На следующее утро во время выписки из отеля портье вручил мне небольшой конверт, но времени открыть его уже не было, я положил конверт в карман и занялся погрузкой багажа. Только погрузив все наш многочисленные чемоданы, бесформенные тюки и коробки с аппаратурой, вызывающие прямые ассоциации с бродячим цирком, в багажное отделение самолета Air France, я с облегчением упал в кресло пассажирского салона рейса Париж – Бамако и, подмигнув севшей рядом со мной Амани Коро, достал из кармана конверт, на котором было кем-то написано одно-единственное непонятное слово – Uruguru.
В нем ничего не было, кроме темной глянцевой фотографии, сделанной поляроидом, с которой на меня остекленевшим взором уставился небритый, всклокоченный, измазанный светло-коричневой глиной и освещенный ярким светом вспышки мой итальянский друг Чезаре Пагано.
Он лежал на земле и был мертв.
КОЛЛЕКЦИЯ ЗАГАДОК
Бедный Чезаре! Меньше всего на свете мне хотелось начинать путешествие подобным образом. Человек поехал исследовать тайну летающего народа и отдал концы, сорвавшись со скалы глубокой ночью. Все сведения о культуре и мифологии догонов пестрят рассказами об их страшной магии и неудачных, нередко смертельных попытках европейских исследователей раскрыть их тайны.

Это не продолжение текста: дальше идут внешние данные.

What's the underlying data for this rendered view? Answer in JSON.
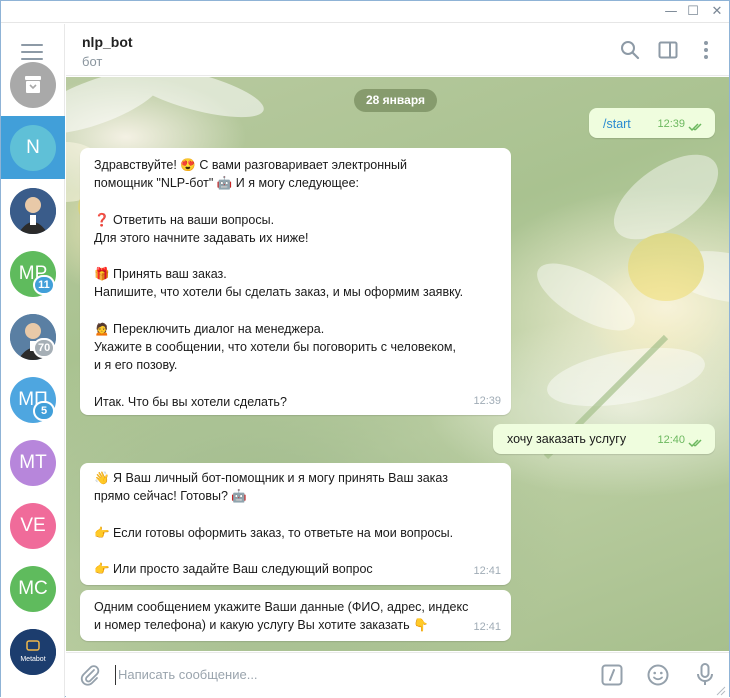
{
  "window": {
    "minimize": "—",
    "maximize": "☐",
    "close": "✕"
  },
  "sidebar": {
    "chats": [
      {
        "initials": "",
        "color": "#a9a9a9",
        "kind": "archive"
      },
      {
        "initials": "N",
        "color": "#5fc0d7",
        "kind": "active"
      },
      {
        "initials": "",
        "color": "#3a5c8a",
        "kind": "photo"
      },
      {
        "initials": "MP",
        "color": "#5fbb5d",
        "badge": "11",
        "badge_color": "#419fd9"
      },
      {
        "initials": "",
        "color": "#5a7fa3",
        "kind": "photo",
        "badge": "70",
        "badge_color": "#a6afb6"
      },
      {
        "initials": "МП",
        "color": "#4ea6e0",
        "badge": "5",
        "badge_color": "#419fd9"
      },
      {
        "initials": "MT",
        "color": "#b786db",
        "kind": ""
      },
      {
        "initials": "VE",
        "color": "#f06b9a",
        "kind": ""
      },
      {
        "initials": "MC",
        "color": "#5fbb5d",
        "kind": ""
      },
      {
        "initials": "",
        "color": "#1c3d6e",
        "kind": "logo",
        "logo_text": "Metabot"
      }
    ]
  },
  "header": {
    "name": "nlp_bot",
    "subtitle": "бот"
  },
  "chat": {
    "date": "28 января",
    "messages": [
      {
        "dir": "out",
        "lines": [
          "/start"
        ],
        "time": "12:39",
        "link": true
      },
      {
        "dir": "in",
        "time": "12:39",
        "lines": [
          "Здравствуйте! 😍 С вами разговаривает электронный",
          "помощник \"NLP-бот\" 🤖 И я могу следующее:",
          "",
          "❓ Ответить на ваши вопросы.",
          "Для этого начните задавать их ниже!",
          "",
          "🎁 Принять ваш заказ.",
          "Напишите, что хотели бы сделать заказ, и мы оформим заявку.",
          "",
          "🙍 Переключить диалог на менеджера.",
          "Укажите в сообщении, что хотели бы поговорить с человеком,",
          "и я его позову.",
          "",
          "Итак. Что бы вы хотели сделать?"
        ]
      },
      {
        "dir": "out",
        "lines": [
          "хочу заказать услугу"
        ],
        "time": "12:40"
      },
      {
        "dir": "in",
        "time": "12:41",
        "lines": [
          "👋 Я Ваш личный бот-помощник и я могу принять Ваш заказ",
          "прямо сейчас! Готовы? 🤖",
          "",
          "👉 Если готовы оформить заказ, то ответьте на мои вопросы.",
          "",
          "👉 Или просто задайте Ваш следующий вопрос"
        ]
      },
      {
        "dir": "in",
        "time": "12:41",
        "lines": [
          "Одним сообщением укажите Ваши данные (ФИО, адрес, индекс",
          "и номер телефона)  и какую услугу Вы хотите заказать 👇"
        ]
      }
    ]
  },
  "input": {
    "placeholder": "Написать сообщение..."
  },
  "colors": {
    "accent": "#419fd9",
    "outgoing": "#effdde",
    "ticks": "#6cb85f"
  }
}
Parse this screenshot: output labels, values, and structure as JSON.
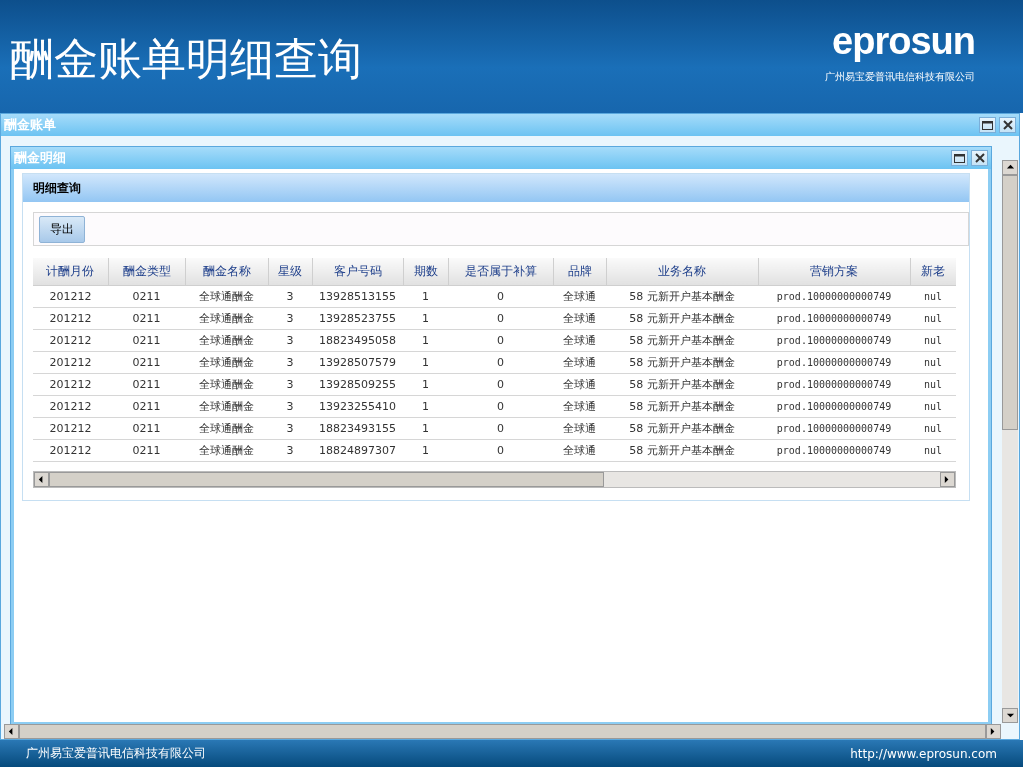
{
  "header": {
    "title": "酬金账单明细查询",
    "logo": "eprosun",
    "company": "广州易宝爱普讯电信科技有限公司"
  },
  "outer_window": {
    "title": "酬金账单"
  },
  "inner_window": {
    "title": "酬金明细"
  },
  "panel": {
    "title": "明细查询"
  },
  "toolbar": {
    "buttons": [
      "导出"
    ]
  },
  "table": {
    "columns": [
      "计酬月份",
      "酬金类型",
      "酬金名称",
      "星级",
      "客户号码",
      "期数",
      "是否属于补算",
      "品牌",
      "业务名称",
      "营销方案",
      "新老"
    ],
    "rows": [
      [
        "201212",
        "0211",
        "全球通酬金",
        "3",
        "13928513155",
        "1",
        "0",
        "全球通",
        "58 元新开户基本酬金",
        "prod.10000000000749",
        "nul"
      ],
      [
        "201212",
        "0211",
        "全球通酬金",
        "3",
        "13928523755",
        "1",
        "0",
        "全球通",
        "58 元新开户基本酬金",
        "prod.10000000000749",
        "nul"
      ],
      [
        "201212",
        "0211",
        "全球通酬金",
        "3",
        "18823495058",
        "1",
        "0",
        "全球通",
        "58 元新开户基本酬金",
        "prod.10000000000749",
        "nul"
      ],
      [
        "201212",
        "0211",
        "全球通酬金",
        "3",
        "13928507579",
        "1",
        "0",
        "全球通",
        "58 元新开户基本酬金",
        "prod.10000000000749",
        "nul"
      ],
      [
        "201212",
        "0211",
        "全球通酬金",
        "3",
        "13928509255",
        "1",
        "0",
        "全球通",
        "58 元新开户基本酬金",
        "prod.10000000000749",
        "nul"
      ],
      [
        "201212",
        "0211",
        "全球通酬金",
        "3",
        "13923255410",
        "1",
        "0",
        "全球通",
        "58 元新开户基本酬金",
        "prod.10000000000749",
        "nul"
      ],
      [
        "201212",
        "0211",
        "全球通酬金",
        "3",
        "18823493155",
        "1",
        "0",
        "全球通",
        "58 元新开户基本酬金",
        "prod.10000000000749",
        "nul"
      ],
      [
        "201212",
        "0211",
        "全球通酬金",
        "3",
        "18824897307",
        "1",
        "0",
        "全球通",
        "58 元新开户基本酬金",
        "prod.10000000000749",
        "nul"
      ]
    ]
  },
  "footer": {
    "company": "广州易宝爱普讯电信科技有限公司",
    "url": "http://www.eprosun.com"
  }
}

Со всех сторон я только и слышу предостережения об опасностях, которые якобы таит столкновение с непонятными сверхъестественными силами. И наконец, когда экспедиция уже сформирована и готова к отправлению, мне подкидывают анонимку с прямым намеком на смертельную угрозу, которой подвергается каждый желающий проникнуть в таинства народа догонов.

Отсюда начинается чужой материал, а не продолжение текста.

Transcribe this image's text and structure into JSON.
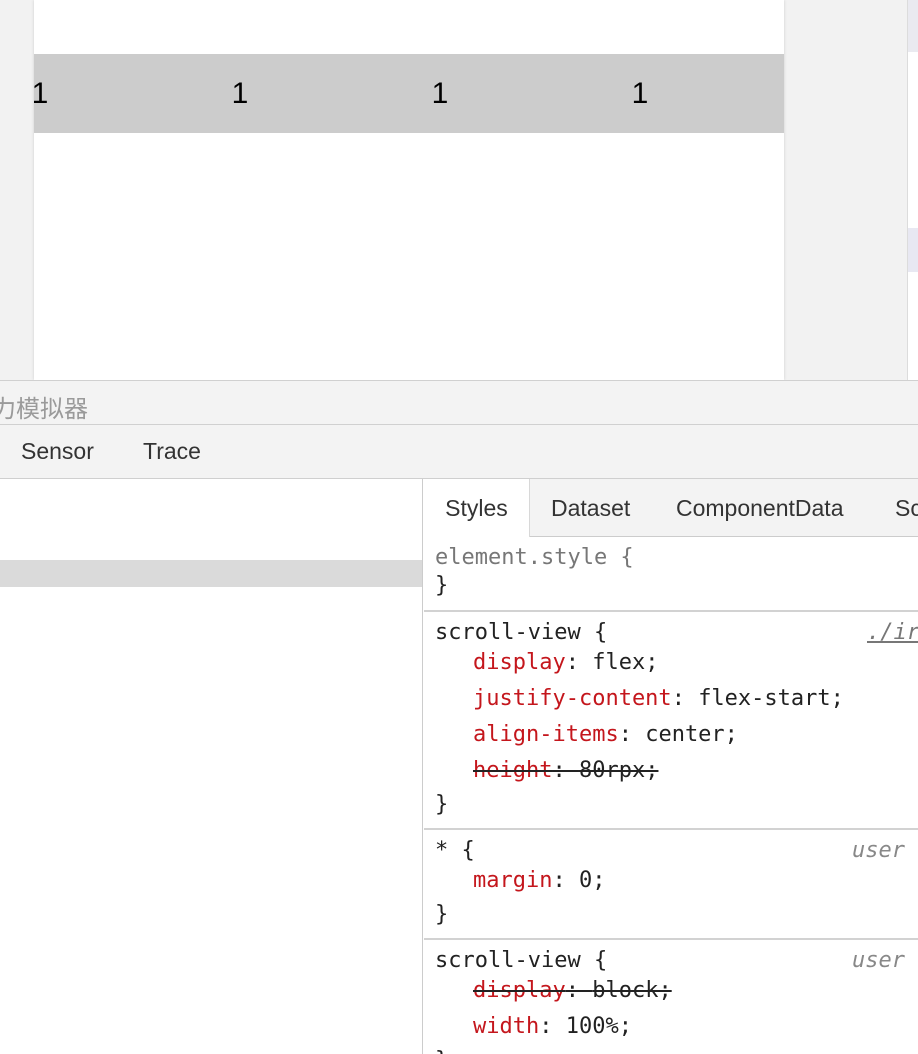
{
  "simulator": {
    "scroll_items": [
      "1",
      "1",
      "1",
      "1"
    ]
  },
  "devtools": {
    "title_partial": "力模拟器",
    "panel_tabs": [
      "Sensor",
      "Trace"
    ],
    "sub_tabs": [
      "Styles",
      "Dataset",
      "ComponentData",
      "Sc"
    ],
    "active_sub_tab": "Styles"
  },
  "styles": {
    "element_style": {
      "selector": "element.style {",
      "close": "}"
    },
    "rule1": {
      "selector": "scroll-view {",
      "source": "./ir",
      "decls": [
        {
          "prop": "display",
          "value": "flex;"
        },
        {
          "prop": "justify-content",
          "value": "flex-start;"
        },
        {
          "prop": "align-items",
          "value": "center;"
        },
        {
          "prop": "height",
          "value": "80rpx;",
          "overridden": true
        }
      ],
      "close": "}"
    },
    "rule2": {
      "selector": "* {",
      "origin": "user",
      "decls": [
        {
          "prop": "margin",
          "value": "0;"
        }
      ],
      "close": "}"
    },
    "rule3": {
      "selector": "scroll-view {",
      "origin": "user",
      "decls": [
        {
          "prop": "display",
          "value": "block;",
          "overridden": true
        },
        {
          "prop": "width",
          "value": "100%;"
        }
      ],
      "close": "}"
    }
  },
  "colors": {
    "property_name": "#c4161c",
    "selected_row": "#cccccc"
  }
}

Я отвернулся к иллюминатору и с тревогой смотрел, как самолет набирает высоту над пригородами Парижа. В этом мире я оставил самую прогрессивную цивилизацию всех времен. Здесь человек столетиями разрушал суеверия и, не боясь религиозных догматов, костров инквизиции и проклятий современников, проповедовал научные методы познания. На этой земле остаются логика, прагматический разум и торжество человеческой мысли, которая позволила мне достичь всего, что у меня есть. Здесь я родился, вырос, учился, защищал диссертацию, зарабатывал деньги, здесь моя семья, мой образ жизни, здесь люди, которые понимают и разделяют его.
А что ждет меня там? Летающие люди, огонь в пещерах, кровожадные волшебные змеи, головоломные загадки в прошлом, настоящем и будущем. Там гибнут странной смертью один за другим европейские путешественники, там жуткая антисанитария, там муха цеце, которой в детстве пугали каждого из нас, совершает свои рейды по округе в поисках белого человека, а тучи малярийных комаров только и ждут случая наброситься на меня. Там полное отсутствие законов и непонятные традиционные верования с человеческими жертвоприношениями. Зачем я туда еду?
– Амани, – тоскливым голосом обратился я к своей соседке, – зачем вы туда едете? Я давно хотел вас спросить об этом, ответьте мне прямо. Сами ведь меня отговаривали, нет? Наверняка существует настоящая причина, и, как мне кажется, сейчас самое время поделиться ею.
Амани не заметила, как я достал из конверта злосчастную фотографию и, уставившись на нее, минут десять сидел в безмолвии. Она сидела, углубившись в какую-то толстенную англоязычную книгу, и старательно штудировала текст, чуть заметно шевеля губами. Но в ответ на мой вопрос она аккуратно заложила страницу кожаной закладкой, закрыла том и сняла очки, глядя на меня, чуть сощурившись, беззащитными близорукими глазами.
– Конечно, есть такая причина. Вы ведь не отстанете, верно?
– Верно. Много неясного.
– Я постараюсь прояснить, – сказала она. И начала свой рассказ.
В семидесятые годы прошлого века Мали постигла катастрофа, подобных которой не помнили даже старейшины догонов, а ведь они, как известно, знают обо всем с самого Сотворения мира. Страшная засуха, начавшаяся в 1970 году, продолжалась подряд несколько сезонов – дождей не было вовсе, и стада кочевников фульбе редели с каждым днем. В год, когда в деревне под названием Амани в семье крестьянина Бокари Коро родилась девочка, впервые в истории перестала течь великая река Нигер. Коровы паслись там, где когда-то толща воды достигала трех метров, а крестьяне в изумлении молча бродили по пересохшему руслу среди огромных туш мертвой рыбы, не веря собственным глазам и не глядя друг на друга.